October 23, 2011 - Thirtieth Sunday in Ordinary Time

Today's Readings

"You shall love the Lord, your God, with all your heart, with all your soul, and with all your mind. This is the greatest and the first commandment”; greatest because God is the greatest, first because this law was in our hearts from the first moment of creation.

“The second is like it: you shall love your neighbor as yourself”, which is to say that these two commandments do not pull us in two directions. When we love God, how could we fail to love his creation? Can you love a friend and hate their children? Can you love an artist and hate his art? Can you love your spouse and hate their reflection? Yet we are the children of God; we are the work of his hands; we are made in the image of God. We cannot love God completely, with all our heart, soul, and mind, unless we love those whom he loves, and he loves everyone.

Moreover, our ability to love is tested by other people because they are clearly other. We either love the God who is or we love some God whom we have created in our own minds. If I do not love the people who are not me, then I do not love the God who is not me. I can be fooled by thinking that my imaginary god is the real God, but not so with the people I see face to face.

Anyone can love the image of God they have made in their own mind. We create this idol and make him exactly how we think he ought to be. We do not make this idol out of silver or gold, but out of our imagination. This imaginary god does not challenge us in any way. Indeed, our own personal god probably tells us that we have been right all along and condemns anyone we disagree with.

This is how Satan suggested we live: completely independently, no need for other people and no need for God. We will make our own imaginary friends and our own imaginary god. We can love ourselves above all, and ourselves like ourselves. Satan tempted Eve by telling her she could be like God, which was a lie, but also a strange temptation. Why did we want to be like God, independent of the true God? How nice would it be now to go back to that garden and have God take care of us!

Every one of us has enthroned in our minds an idol of God to some extent. We should tear it down. When we are worshipping an idol of God, we say things like, “The God I believe in would never…” or “I cannot believe in a God who….” In reality, God is who he is, not who we want him to be, so, like the Thessalonians, we need to turn “from idols to serve the living and true God.”

It is true that God is not any of the idols. He is not my idol, but he also is not your idol. So perhaps, we are merely reacting against someone else’s imaginary god, which is fine, but we must be ready for the idea that the living and true God does not agree with everything we think. We should always be ready to destroy our own ideas about God when confronted by the truth.
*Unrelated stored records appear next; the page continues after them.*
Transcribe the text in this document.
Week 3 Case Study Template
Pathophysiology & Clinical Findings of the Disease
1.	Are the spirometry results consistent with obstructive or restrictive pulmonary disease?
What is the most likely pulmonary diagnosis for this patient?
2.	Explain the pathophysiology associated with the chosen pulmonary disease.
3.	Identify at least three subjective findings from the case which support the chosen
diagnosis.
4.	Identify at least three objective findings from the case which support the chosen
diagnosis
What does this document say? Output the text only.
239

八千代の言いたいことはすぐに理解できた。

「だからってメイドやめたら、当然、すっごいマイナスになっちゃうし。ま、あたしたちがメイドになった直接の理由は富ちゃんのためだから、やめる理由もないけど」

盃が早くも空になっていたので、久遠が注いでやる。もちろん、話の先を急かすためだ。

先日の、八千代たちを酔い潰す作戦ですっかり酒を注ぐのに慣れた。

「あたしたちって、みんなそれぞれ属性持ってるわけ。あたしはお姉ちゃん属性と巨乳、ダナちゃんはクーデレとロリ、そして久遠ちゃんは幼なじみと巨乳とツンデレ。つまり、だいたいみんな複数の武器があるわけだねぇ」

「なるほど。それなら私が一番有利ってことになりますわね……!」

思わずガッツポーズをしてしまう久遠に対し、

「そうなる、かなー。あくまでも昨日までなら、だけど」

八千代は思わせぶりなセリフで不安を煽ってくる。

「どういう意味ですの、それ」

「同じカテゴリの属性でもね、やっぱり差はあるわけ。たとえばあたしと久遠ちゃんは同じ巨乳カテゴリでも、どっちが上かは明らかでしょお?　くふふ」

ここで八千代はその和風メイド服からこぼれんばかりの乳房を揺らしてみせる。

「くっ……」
What truth is that? Consider what Jesus says: “The whole law and the prophets depend on these two commandments.” In other words, God has never said anything except that we should love. Everything he ever said was a way of saying “love”. Nice, huh? Well, at least until we read the law and the prophets:

And Samuel said to Saul, "The LORD sent me to anoint you king over his people Israel; now therefore listen to the words of the LORD. “Thus says the LORD of hosts, ‘I have noted what Amalek did to Israel in opposing them on the way when they came up out of Egypt. Now go and strike Amalek and devote to destruction all that they have. Do not spare them, but kill both man and woman, child and infant, ox and sheep, camel and donkey.’”

That means love, right? It is a prophet, and Samuel is one of the greatest prophets of Israel. This is not some obscure text of the Old Testament, and similar things can be found with Moses and Joshua and David and Elijah and Elisha. If we imagine that Samuel the prophet was lying or that it was recorded incorrectly in Scripture, then what can we trust in the Old Testament? Is the Bible only true to the extent that we agree with it?

Even our first reading today, all about caring for the widows and the orphans and the immigrants and the poor, contains the threat: “If ever you wrong them and they cry out to me, I will surely hear their cry. My wrath will flare up, and I will kill you with the sword; then your own wives will be widows, and your children orphans.” Sort of “love your neighbor or else.”

What are we to say? If our image of God has no room for God as he has been revealed to us, then we are just inventing a god in our own minds, an idol made according to our specifications. Go out into the world and pick and choose among the religions created by wise men. Even the wisest, with the best gods or goddesses, will just be a creation of the human mind.

Our religion claims something more. We claim that, first to the Jews and then to the world, God has revealed himself, first through prophets and then in his Son, Jesus Christ. It is an extraordinary claim, and the question is not whether we like this image of God, not whether he fits us like a shoe we are trying on, but whether this extraordinary claim is true. If it isn’t, what is the point in believing it? If it is, what is the point in believing something else?

As for me, I trust what Jesus says: everything in the law and the prophets can be summarized in these two commandments: love God and love your neighbor. If I hear God say some of the things to me that I can read in the Old Testament, like about killing people, I will have myself committed to a mental health facility, but I can trust, without understanding, that God knows, and has always known, what he is doing and that God loves, and has always loved, each one of us.

I like the fact that I do not understand everything about God, that way I know that I did not invent him. My God is real, and he knows more than I do and sees more than I do. I did not create him; he created me, and I love him with all my heart, all my soul, and all my mind, and I love my neighbor as myself, or at least I want to.